Only modern economists converted this well known and clear metaphor into a general and actual noun for something believed to be ‘real’ and applied it to markets, supply and demand, prices, and almost everything else in economics (and well beyond into fantasy land – see the Looney Tunes series on Lost Legacy).

So what Forbes meant – and allegedly Gates too – is that this shared fantasy, attributed crassly to Adam Smith since the 1940s, following Paul Samuelson, exists almost with religious devotion (the ‘hand of God’, etc.,) and even turns selfish actions into public benefits. Though as the broader implications for such non-Smithian notions began to strike home, even Samuelson, responsible single-handedly almost, for the spread of the nonsense, began to backtrack slightly and imperceptibly in later editions of his phenomenally successful 1948-2010 textbook, Economics: an introductory analysis, by declaring that an invisible hand could only work in perfectly competitive conditions, and not in the mixed economy of modern capitalism.

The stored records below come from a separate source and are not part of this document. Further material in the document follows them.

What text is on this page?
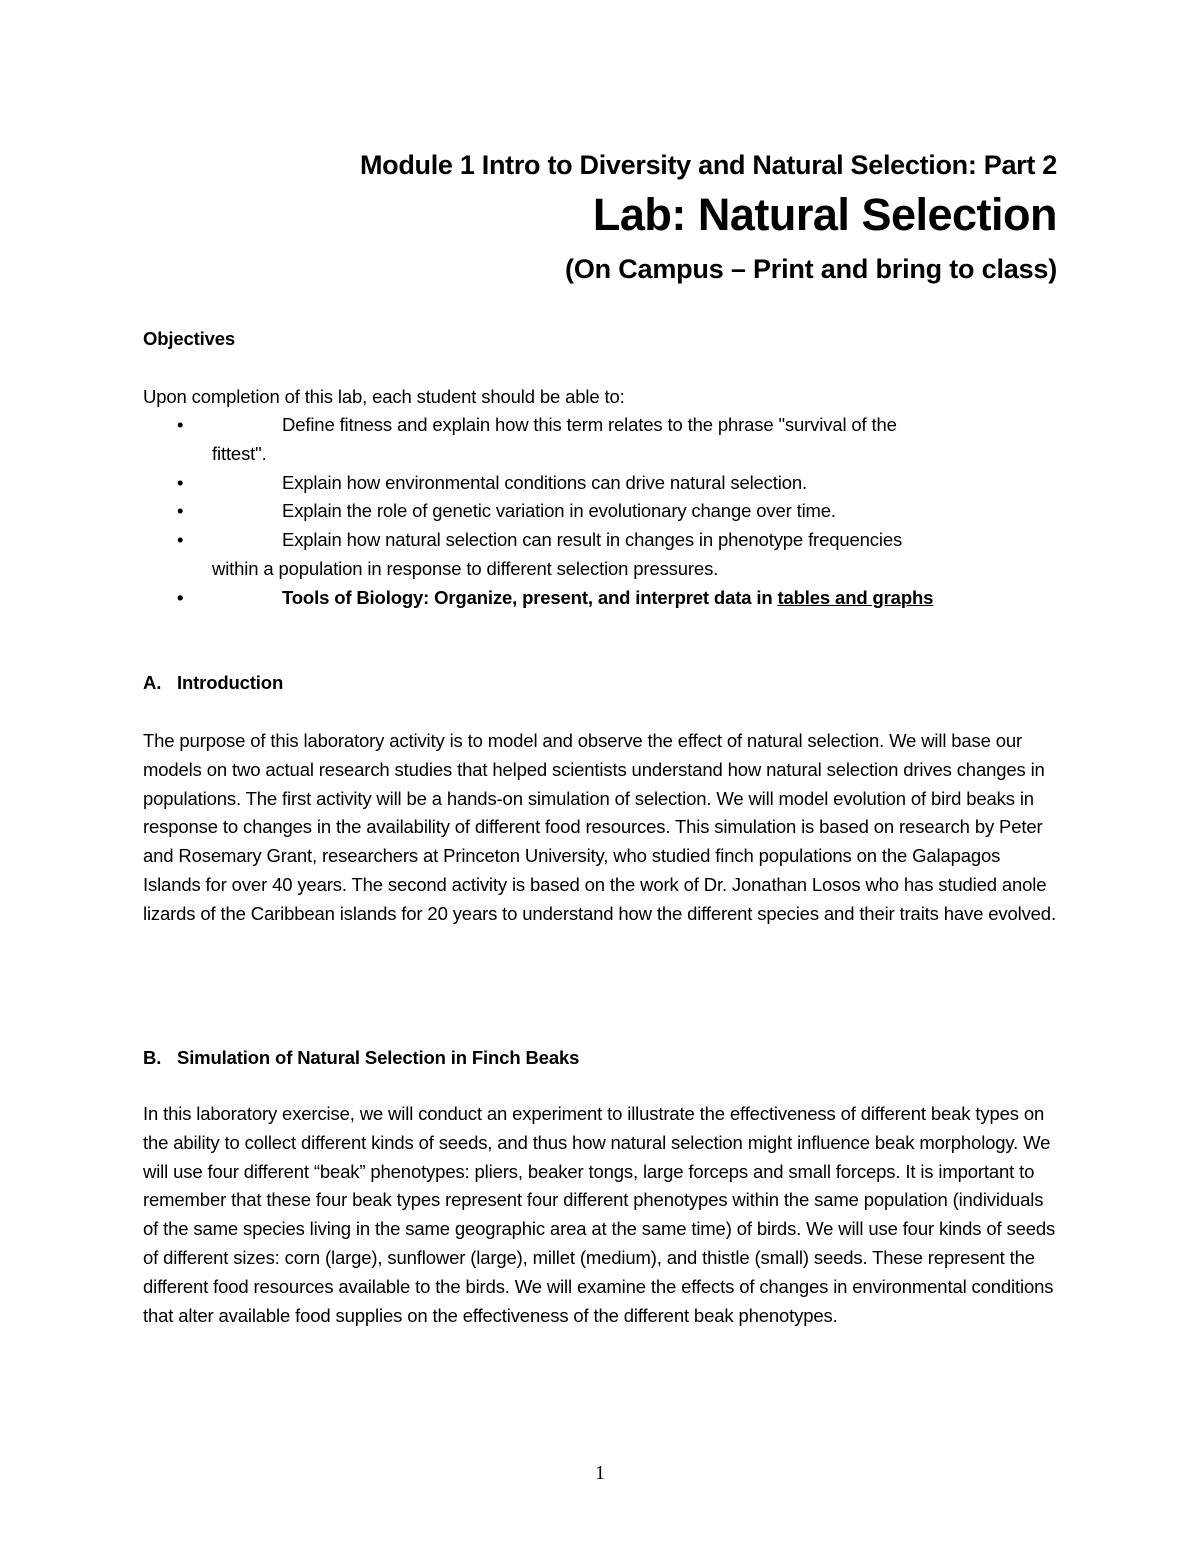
Module 1 Intro to Diversity and Natural Selection: Part 2
Lab: Natural Selection
(On Campus – Print and bring to class)
Objectives
Upon completion of this lab, each student should be able to:
•	Define fitness and explain how this term relates to the phrase "survival of the
fittest".
•	Explain how environmental conditions can drive natural selection.
•	Explain the role of genetic variation in evolutionary change over time.
•	Explain how natural selection can result in changes in phenotype frequencies
within a population in response to different selection pressures.
•	Tools of Biology: Organize, present, and interpret data in tables and graphs
A. Introduction

The purpose of this laboratory activity is to model and observe the effect of natural selection. We will base our models on two actual research studies that helped scientists understand how natural selection drives changes in populations. The first activity will be a hands-on simulation of selection. We will model evolution of bird beaks in response to changes in the availability of different food resources. This simulation is based on research by Peter and Rosemary Grant, researchers at Princeton University, who studied finch populations on the Galapagos Islands for over 40 years. The second activity is based on the work of Dr. Jonathan Losos who has studied anole lizards of the Caribbean islands for 20 years to understand how the different species and their traits have evolved.

B. Simulation of Natural Selection in Finch Beaks

In this laboratory exercise, we will conduct an experiment to illustrate the effectiveness of different beak types on the ability to collect different kinds of seeds, and thus how natural selection might influence beak morphology. We will use four different “beak” phenotypes: pliers, beaker tongs, large forceps and small forceps. It is important to remember that these four beak types represent four different phenotypes within the same population (individuals of the same species living in the same geographic area at the same time) of birds. We will use four kinds of seeds of different sizes: corn (large), sunflower (large), millet (medium), and thistle (small) seeds. These represent the different food resources available to the birds. We will examine the effects of changes in environmental conditions that alter available food supplies on the effectiveness of the different beak phenotypes.

1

Unfortunately, Forbes and Bill Gates, and most modern economists haven’t yet realized this truth, which Samuelson belatedly realized, and which Adam Smith, bless him, had never said anything at all to lead anyone to think that he had, 335 years earlier.

[** Lost Legacy welcomes readers' clips and leads and always tries to use them - anonymously, should you require; with acknowledgments by name as requested.]